Kuzey Kore'nin yaptırım ve baskılara rağmen nükleer güçlerini oluşturmaktan kaçınmayacağı bildirildi.
Kuzey Kore Dışişleri Bakanlığının, resmi KCNA ajansının haberinde yer alan açıklamasında, Birleşmiş Milletler Güvenlik Konseyinin (BMGK), cuma günü nükleer programı ve balistik füze denemelerini sürdüren Kuzey Kore'ye yönelik yaptırımları genişletme kararı almasına tepki gösterildi.

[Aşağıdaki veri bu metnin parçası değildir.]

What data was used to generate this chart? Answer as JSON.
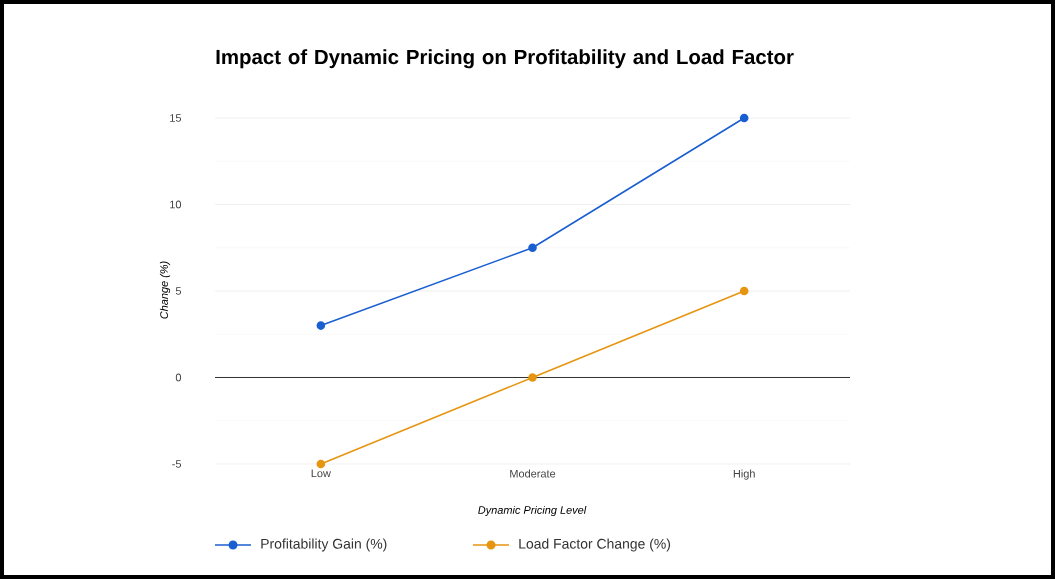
{
  "chart_data": {
    "type": "line",
    "title": "Impact of Dynamic Pricing on Profitability and Load Factor",
    "xlabel": "Dynamic Pricing Level",
    "ylabel": "Change (%)",
    "categories": [
      "Low",
      "Moderate",
      "High"
    ],
    "series": [
      {
        "name": "Profitability Gain (%)",
        "color": "#1a5fd1",
        "values": [
          3,
          7.5,
          15
        ]
      },
      {
        "name": "Load Factor Change (%)",
        "color": "#e69510",
        "values": [
          -5,
          0,
          5
        ]
      }
    ],
    "ylim": [
      -5,
      15
    ],
    "yticks": [
      -5,
      0,
      5,
      10,
      15
    ],
    "grid": "y",
    "legend": "bottom",
    "marker": "circle",
    "line_style": "solid"
  }
}
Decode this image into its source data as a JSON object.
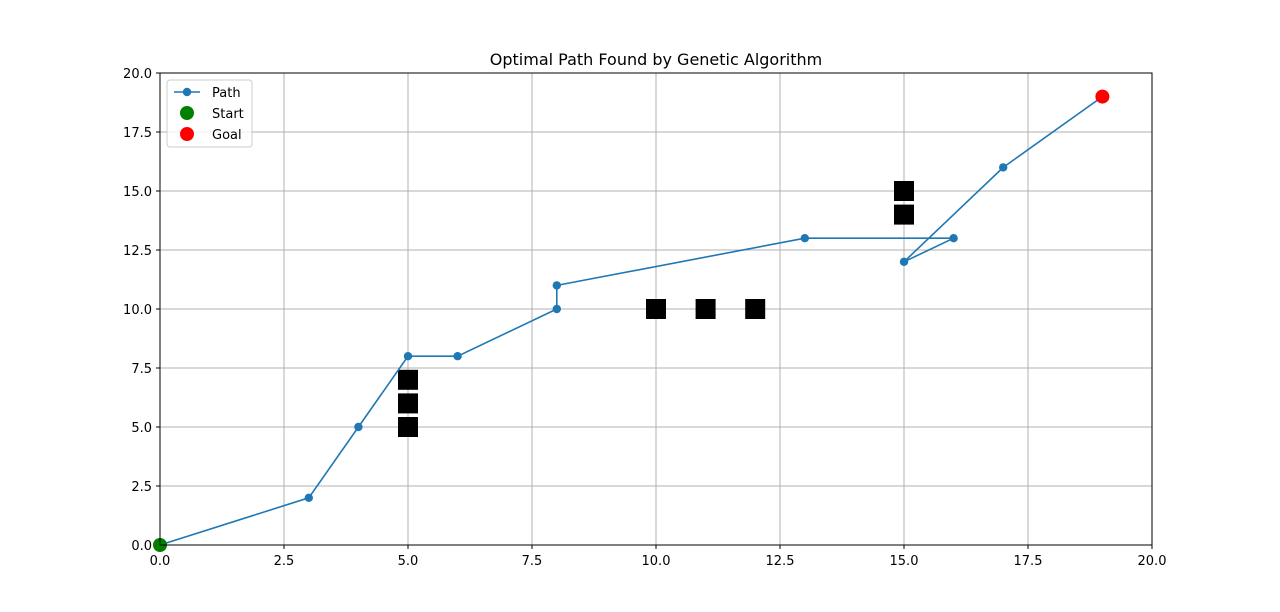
{
  "chart_data": {
    "type": "line",
    "title": "Optimal Path Found by Genetic Algorithm",
    "xlabel": "",
    "ylabel": "",
    "xlim": [
      0,
      20
    ],
    "ylim": [
      0,
      20
    ],
    "x_ticks": [
      "0.0",
      "2.5",
      "5.0",
      "7.5",
      "10.0",
      "12.5",
      "15.0",
      "17.5",
      "20.0"
    ],
    "y_ticks": [
      "0.0",
      "2.5",
      "5.0",
      "7.5",
      "10.0",
      "12.5",
      "15.0",
      "17.5",
      "20.0"
    ],
    "grid": true,
    "legend_position": "top-left",
    "series": [
      {
        "name": "Path",
        "kind": "line-with-markers",
        "color": "#1f77b4",
        "points": [
          [
            0,
            0
          ],
          [
            3,
            2
          ],
          [
            4,
            5
          ],
          [
            5,
            8
          ],
          [
            6,
            8
          ],
          [
            8,
            10
          ],
          [
            8,
            11
          ],
          [
            13,
            13
          ],
          [
            16,
            13
          ],
          [
            15,
            12
          ],
          [
            17,
            16
          ],
          [
            19,
            19
          ]
        ]
      },
      {
        "name": "Start",
        "kind": "point",
        "color": "#008000",
        "points": [
          [
            0,
            0
          ]
        ]
      },
      {
        "name": "Goal",
        "kind": "point",
        "color": "#ff0000",
        "points": [
          [
            19,
            19
          ]
        ]
      }
    ],
    "obstacles": {
      "color": "#000000",
      "marker": "square",
      "points": [
        [
          5,
          5
        ],
        [
          5,
          6
        ],
        [
          5,
          7
        ],
        [
          10,
          10
        ],
        [
          11,
          10
        ],
        [
          12,
          10
        ],
        [
          15,
          14
        ],
        [
          15,
          15
        ]
      ]
    }
  }
}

Açıklamada, "Yaptırım kararı dümeninde parmağı olan ülkeler, Kuzey Kore nükleer güçlerinin ufuk açıcı gelişmelerini sınırlamayı bir an bile düşünürse bu vahim bir hata olur. Başkalarının ne dediğinin önemi yok. Yaptırım ve baskı gelirse gelsin, nükleer güçlerimizi oluşturmaktan kaçınmayacağız." ifadeleri kullanıldı.
Yaptırım kararını kabul eden ülkelerin, nükleer silahların ortadan kaldırılması amacıyla diyalogda ısrarlı olmak yerine "doğru tercihler" yapması istenen açıklamada, Kuzey Kore'nin nükleerden arındırılması için küresel çabaların ters etki yapacağı vurgulandı.
ABD Dışişleri Bakanlığı sözcülerinden Anna Richey-Allen, Güney Kore haber ajansı Yonhap'a yaptığı açıklamada, "Kuzey Kore'ye provokatif ve istikrarı bozan eylemlerden kaçınma, uluslararası yükümlülükleri ve taahhütlerini yerine getirme, stratejik seçimini yapma ve görüşmelere dönme çağrısı yapıyoruz." dedi.
BMGK'da, cuma günü ABD tarafından sunulan ve Kuzey Kore'ye yönelik yaptırımların genişletilmesini içeren tasarı oy birliğiyle kabul edilmişti.
Yaptırım listesine Kuzey Kore'nin nükleer programına finansal destek vermekle suçlanan 14 Kuzey Koreli ve 4 firma daha eklenmiş, bu kişi ve kuruluşlar hakkında seyahat yasağı ve varlık dondurma kararı alınmıştı.
Listede Kuzey Kore'nin denizaşırı casusluk operasyonlarının başındaki isim olduğu düşünülen Cho Il U da bulunuyor.
BMGK, nükleer programı nedeniyle Kuzey Kore'ye 2006 yılından bu yana askeri ve ekonomik yaptırımlar uyguluyor.
ABD'nin BM Daimi Temsilcisi Nikki Haley, oylamanın ardından yaptığı açıklamada, BMGK'nın Kuzey Kore'ye net bir mesaj gönderdiğini belirterek "Balistik füze denemelerine son verin ya da sonuçlarına katlanın." demişti.
Haley, ABD'nin barışçıl ve diplomatik bir çözüm bulma arayışına devam edeceğini ancak gerekirse farklı yollara başvurmaya hazır olduğunu söylemişti.